Il était toujours inquiété pour la présence des cinémas de  l’Afrique sur la carte. Lui en a été un exemple pour avoir  placé le cinéma africain à un niveau de visibilité jamais atteint. Mais c’était l’homme qui était resté simple, j’ai rarement vu Idrissa dans une voiture à Ouaga, il marchait, il discutait entre deux endroits parce que les gens le sollicitaient.

C’était aussi l’homme inquiet parce que peut-être blessé par des attitudes de personnes qui l’ont combattu d’une certaine façon, il en a souffert mais il s’était relevé de ça pour écrire son scénario sur son film pour le FESPACO qui arrive.

Hormis les relations professionnelles, il m’avait pris pour le grand-frère qui parle au petit-frère. C’était l’homme qui mettait l’ambiance qui mettait tout le monde à l’aise dans les discussions ».

L’atmosphère est lourde. Certains ne finiront pas leur témoignage et préfèrent arrêter de peur d’éclater en sanglots. Et Nour-Eddine Sail, modérateur pour chasser la tristesse, ironise, « ne faisons pas des saints nos amis. C’était de bons viveurs aussi. De là où ils sont, ils doivent se marrer de nous ».

« La belle vie », Idrissa l’aimait et Dimitri Sètondji, cinéaste béninois en sait quelque chose pour avoir passé deux semaines à ses côtés. Il retient de lui quelqu’un qui aimait la vie mais qui prenait son travail au sérieux.

«  Je ne l’ai pas beaucoup côtoyé, ça m’a fait mal quand j’ai essayé de le rencontrer  au FESPACO et je n’ai pas pu. Invité au Bénin en 2015 pour un master class, j’étais chargé de l’accueillir, je mettais tant préparé pour accueillir l’homme avec tous les formalismes possibles et je me rends compte qu’il était très simple, il n’était pas protocolaire. Ce qui m’a vraiment marqué c’est dans la nuit qu’il commence à vivre. La nuit il m’a dit, tu aimes la vie, je dis oui, il me dit c’est ça le cinéma.
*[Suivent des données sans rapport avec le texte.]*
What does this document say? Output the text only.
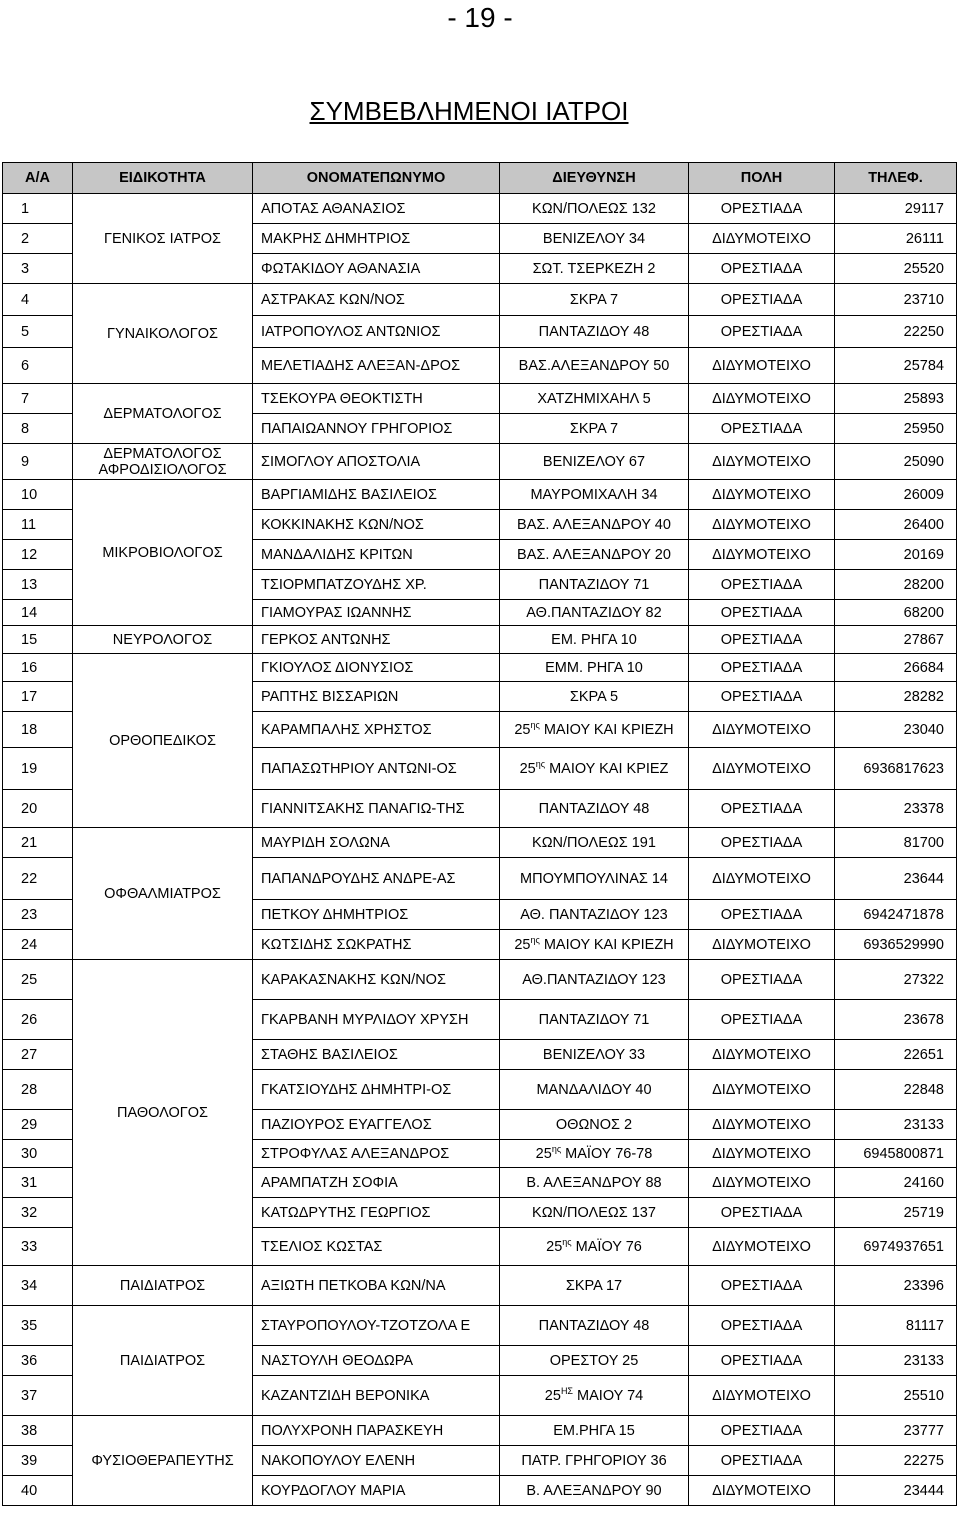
- 19 -
ΣΥΜΒΕΒΛΗΜΕΝΟΙ ΙΑΤΡΟΙ
Α/Α	ΕΙΔΙΚΟΤΗΤΑ	ΟΝΟΜΑΤΕΠΩΝΥΜΟ	ΔΙΕΥΘΥΝΣΗ	ΠΟΛΗ	ΤΗΛΕΦ.
1	ΓΕΝΙΚΟΣ ΙΑΤΡΟΣ	ΑΠΟΤΑΣ ΑΘΑΝΑΣΙΟΣ	ΚΩΝ/ΠΟΛΕΩΣ 132	ΟΡΕΣΤΙΑΔΑ	29117
2		ΜΑΚΡΗΣ ΔΗΜΗΤΡΙΟΣ	ΒΕΝΙΖΕΛΟΥ 34	ΔΙΔΥΜΟΤΕΙΧΟ	26111
3		ΦΩΤΑΚΙΔΟΥ ΑΘΑΝΑΣΙΑ	ΣΩΤ. ΤΣΕΡΚΕΖΗ 2	ΟΡΕΣΤΙΑΔΑ	25520
4	ΓΥΝΑΙΚΟΛΟΓΟΣ	ΑΣΤΡΑΚΑΣ ΚΩΝ/ΝΟΣ	ΣΚΡΑ 7	ΟΡΕΣΤΙΑΔΑ	23710
5		ΙΑΤΡΟΠΟΥΛΟΣ ΑΝΤΩΝΙΟΣ	ΠΑΝΤΑΖΙΔΟΥ 48	ΟΡΕΣΤΙΑΔΑ	22250
6		ΜΕΛΕΤΙΑΔΗΣ ΑΛΕΞΑΝ-ΔΡΟΣ	ΒΑΣ.ΑΛΕΞΑΝΔΡΟΥ 50	ΔΙΔΥΜΟΤΕΙΧΟ	25784
7	ΔΕΡΜΑΤΟΛΟΓΟΣ	ΤΣΕΚΟΥΡΑ ΘΕΟΚΤΙΣΤΗ	ΧΑΤΖΗΜΙΧΑΗΛ 5	ΔΙΔΥΜΟΤΕΙΧΟ	25893
8		ΠΑΠΑΙΩΑΝΝΟΥ ΓΡΗΓΟΡΙΟΣ	ΣΚΡΑ 7	ΟΡΕΣΤΙΑΔΑ	25950
9	ΔΕΡΜΑΤΟΛΟΓΟΣ ΑΦΡΟΔΙΣΙΟΛΟΓΟΣ	ΣΙΜΟΓΛΟΥ ΑΠΟΣΤΟΛΙΑ	ΒΕΝΙΖΕΛΟΥ 67	ΔΙΔΥΜΟΤΕΙΧΟ	25090
10	ΜΙΚΡΟΒΙΟΛΟΓΟΣ	ΒΑΡΓΙΑΜΙΔΗΣ ΒΑΣΙΛΕΙΟΣ	ΜΑΥΡΟΜΙΧΑΛΗ 34	ΔΙΔΥΜΟΤΕΙΧΟ	26009
11		ΚΟΚΚΙΝΑΚΗΣ ΚΩΝ/ΝΟΣ	ΒΑΣ. ΑΛΕΞΑΝΔΡΟΥ 40	ΔΙΔΥΜΟΤΕΙΧΟ	26400
12		ΜΑΝΔΑΛΙΔΗΣ ΚΡΙΤΩΝ	ΒΑΣ. ΑΛΕΞΑΝΔΡΟΥ 20	ΔΙΔΥΜΟΤΕΙΧΟ	20169
13		ΤΣΙΟΡΜΠΑΤΖΟΥΔΗΣ ΧΡ.	ΠΑΝΤΑΖΙΔΟΥ 71	ΟΡΕΣΤΙΑΔΑ	28200
14		ΓΙΑΜΟΥΡΑΣ ΙΩΑΝΝΗΣ	ΑΘ.ΠΑΝΤΑΖΙΔΟΥ 82	ΟΡΕΣΤΙΑΔΑ	68200
15	ΝΕΥΡΟΛΟΓΟΣ	ΓΕΡΚΟΣ ΑΝΤΩΝΗΣ	ΕΜ. ΡΗΓΑ 10	ΟΡΕΣΤΙΑΔΑ	27867
16	ΟΡΘΟΠΕΔΙΚΟΣ	ΓΚΙΟΥΛΟΣ ΔΙΟΝΥΣΙΟΣ	ΕΜΜ. ΡΗΓΑ 10	ΟΡΕΣΤΙΑΔΑ	26684
17		ΡΑΠΤΗΣ ΒΙΣΣΑΡΙΩΝ	ΣΚΡΑ 5	ΟΡΕΣΤΙΑΔΑ	28282
18		ΚΑΡΑΜΠΑΛΗΣ ΧΡΗΣΤΟΣ	$25^{\eta\varsigma}$ ΜΑΙΟΥ ΚΑΙ ΚΡΙΕΖΗ	ΔΙΔΥΜΟΤΕΙΧΟ	23040
19		ΠΑΠΑΣΩΤΗΡΙΟΥ ΑΝΤΩΝΙ-ΟΣ	$25^{\eta\varsigma}$ ΜΑΙΟΥ ΚΑΙ ΚΡΙΕΖ	ΔΙΔΥΜΟΤΕΙΧΟ	6936817623
20		ΓΙΑΝΝΙΤΣΑΚΗΣ ΠΑΝΑΓΙΩ-ΤΗΣ	ΠΑΝΤΑΖΙΔΟΥ 48	ΟΡΕΣΤΙΑΔΑ	23378
21	ΟΦΘΑΛΜΙΑΤΡΟΣ	ΜΑΥΡΙΔΗ ΣΟΛΩΝΑ	ΚΩΝ/ΠΟΛΕΩΣ 191	ΟΡΕΣΤΙΑΔΑ	81700
22		ΠΑΠΑΝΔΡΟΥΔΗΣ ΑΝΔΡΕ-ΑΣ	ΜΠΟΥΜΠΟΥΛΙΝΑΣ 14	ΔΙΔΥΜΟΤΕΙΧΟ	23644
23		ΠΕΤΚΟΥ ΔΗΜΗΤΡΙΟΣ	ΑΘ. ΠΑΝΤΑΖΙΔΟΥ 123	ΟΡΕΣΤΙΑΔΑ	6942471878
24		ΚΩΤΣΙΔΗΣ ΣΩΚΡΑΤΗΣ	$25^{\eta\varsigma}$ ΜΑΙΟΥ ΚΑΙ ΚΡΙΕΖΗ	ΔΙΔΥΜΟΤΕΙΧΟ	6936529990
25	ΠΑΘΟΛΟΓΟΣ	ΚΑΡΑΚΑΣΝΑΚΗΣ ΚΩΝ/ΝΟΣ	ΑΘ.ΠΑΝΤΑΖΙΔΟΥ 123	ΟΡΕΣΤΙΑΔΑ	27322
26		ΓΚΑΡΒΑΝΗ ΜΥΡΛΙΔΟΥ ΧΡΥΣΗ	ΠΑΝΤΑΖΙΔΟΥ 71	ΟΡΕΣΤΙΑΔΑ	23678
27		ΣΤΑΘΗΣ ΒΑΣΙΛΕΙΟΣ	ΒΕΝΙΖΕΛΟΥ 33	ΔΙΔΥΜΟΤΕΙΧΟ	22651
28		ΓΚΑΤΣΙΟΥΔΗΣ ΔΗΜΗΤΡΙ-ΟΣ	ΜΑΝΔΑΛΙΔΟΥ 40	ΔΙΔΥΜΟΤΕΙΧΟ	22848
29		ΠΑΖΙΟΥΡΟΣ ΕΥΑΓΓΕΛΟΣ	ΟΘΩΝΟΣ 2	ΔΙΔΥΜΟΤΕΙΧΟ	23133
30		ΣΤΡΟΦΥΛΑΣ ΑΛΕΞΑΝΔΡΟΣ	$25^{\eta\varsigma}$ ΜΑΪΟΥ 76-78	ΔΙΔΥΜΟΤΕΙΧΟ	6945800871
31		ΑΡΑΜΠΑΤΖΗ ΣΟΦΙΑ	Β. ΑΛΕΞΑΝΔΡΟΥ 88	ΔΙΔΥΜΟΤΕΙΧΟ	24160
32		ΚΑΤΩΔΡΥΤΗΣ ΓΕΩΡΓΙΟΣ	ΚΩΝ/ΠΟΛΕΩΣ 137	ΟΡΕΣΤΙΑΔΑ	25719
33		ΤΣΕΛΙΟΣ ΚΩΣΤΑΣ	$25^{\eta\varsigma}$ ΜΑΪΟΥ 76	ΔΙΔΥΜΟΤΕΙΧΟ	6974937651
34	ΠΑΙΔΙΑΤΡΟΣ	ΑΞΙΩΤΗ ΠΕΤΚΟΒΑ ΚΩΝ/ΝΑ	ΣΚΡΑ 17	ΟΡΕΣΤΙΑΔΑ	23396
35	ΠΑΙΔΙΑΤΡΟΣ	ΣΤΑΥΡΟΠΟΥΛΟΥ-ΤΖΟΤΖΟΛΑ Ε	ΠΑΝΤΑΖΙΔΟΥ 48	ΟΡΕΣΤΙΑΔΑ	81117
36		ΝΑΣΤΟΥΛΗ ΘΕΟΔΩΡΑ	ΟΡΕΣΤΟΥ 25	ΟΡΕΣΤΙΑΔΑ	23133
37		ΚΑΖΑΝΤΖΙΔΗ ΒΕΡΟΝΙΚΑ	$25^{H\Sigma}$ ΜΑΙΟΥ 74	ΔΙΔΥΜΟΤΕΙΧΟ	25510
38	ΦΥΣΙΟΘΕΡΑΠΕΥΤΗΣ	ΠΟΛΥΧΡΟΝΗ ΠΑΡΑΣΚΕΥΗ	ΕΜ.ΡΗΓΑ 15	ΟΡΕΣΤΙΑΔΑ	23777
39		ΝΑΚΟΠΟΥΛΟΥ ΕΛΕΝΗ	ΠΑΤΡ. ΓΡΗΓΟΡΙΟΥ 36	ΟΡΕΣΤΙΑΔΑ	22275
40		ΚΟΥΡΔΟΓΛΟΥ ΜΑΡΙΑ	Β. ΑΛΕΞΑΝΔΡΟΥ 90	ΔΙΔΥΜΟΤΕΙΧΟ	23444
J’avoue que ce n’était pas dans mes habitudes de rester dehors au-delà de certaines heures mais la première fois que j’ai rencontré l’homme, on est resté de 1h du matin à 6h, et il vivait. Je me disais mais c’est comme ça qu’il vit et il fait son cinéma ? Mais c’est le lendemain que j’ai compris qu’il avait tellement de profondeur, si tu lui mets une barrière il est dérangé, c’est l’homme qui te prends la main et t’explique  et qui t’explique tout.

Il me dit, est-ce que tu connais de petits coins et tout ce que moi j’avais préparé dans sa tête véhicule et tout, le monsieur s’en foutait pas mal de ça, pour lui ce n’est pas ça la vie.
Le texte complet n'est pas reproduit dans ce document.